Without a command line option:

  • Someone wants to use ETE & TRBE right now: just write code using the registers.
  • The command line can be anything that compiles for aarch64, via the "generic" target.
  • When there is a decision about where these extensions will land, we move them outside the generic target and put them where they really belong.
  • This will break some people, but I think this is actually good. We don't want someone building with ETE & TRBE enabled in an armv8.2-a image if the extensions finally land in a newer armv8.x-a.
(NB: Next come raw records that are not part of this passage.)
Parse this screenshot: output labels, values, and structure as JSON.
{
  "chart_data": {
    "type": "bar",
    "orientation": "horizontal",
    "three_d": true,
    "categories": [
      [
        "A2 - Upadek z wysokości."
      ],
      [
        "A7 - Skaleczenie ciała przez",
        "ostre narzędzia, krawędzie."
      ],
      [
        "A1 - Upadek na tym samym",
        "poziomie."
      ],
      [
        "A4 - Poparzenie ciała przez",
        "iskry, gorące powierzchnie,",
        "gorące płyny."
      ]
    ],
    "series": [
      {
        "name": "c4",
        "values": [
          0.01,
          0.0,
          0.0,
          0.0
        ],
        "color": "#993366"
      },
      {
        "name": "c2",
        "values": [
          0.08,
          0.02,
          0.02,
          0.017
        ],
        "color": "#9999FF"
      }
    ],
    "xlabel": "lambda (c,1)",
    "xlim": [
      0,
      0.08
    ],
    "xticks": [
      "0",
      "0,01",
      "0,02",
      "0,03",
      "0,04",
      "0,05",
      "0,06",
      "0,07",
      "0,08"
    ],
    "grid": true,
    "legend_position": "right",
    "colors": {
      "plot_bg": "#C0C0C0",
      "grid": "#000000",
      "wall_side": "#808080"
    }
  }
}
With a command line option:

  • You have to enable the extension, which is an unnecessary step because you will not get anything out of it unless you explicitly use the registers.
  • The only benefit would be an error message if you try to use the registers and build without the extension. However, at this point in time this is not too important (actually I would find it annoying): if someone is using the extension, it is because they really know what they are doing.
  • When these extensions finally land in some architecture armv8.x-a, we may enable them by default there. However, someone using ETE & TRBE and building for armv8.2+ete+trbe will not see any error, will keep generating images that use these extensions, and these binaries may even be distributed to be run in armv8.2-a cores, which will obviously fail at runtime.

Ideally, the AArch64 back-end would have a HasV8_0aOps TargetFeature, and we would add ETE & TRBE there. Since adding HasV8_0aOps requires some proper refactoring, I think the generic processor is a good place to put them for now. Do you have any issue in mind that could come up if we add these extensions to the generic processor model?

Additionally, I personally like better the idea that users will know for sure (via test failures) when we change the minimum architecture for these features. Also we avoid adding yet another architecture extension that may be deprecated soon. Can you anticipate any problem if we don't add a command line option?

ostannard accepted this revision.Jul 25 2019, 5:11 AM

Ok, but please add a comment, probably in AArch64.td, explaining this, and that turning it on by default is only temporary.

This revision is now accepted and ready to land.Jul 25 2019, 5:11 AM
chill updated this revision to Diff 211768.Jul 25 2019, 8:56 AM

Done, thanks!

This revision was automatically updated to reflect the committed changes.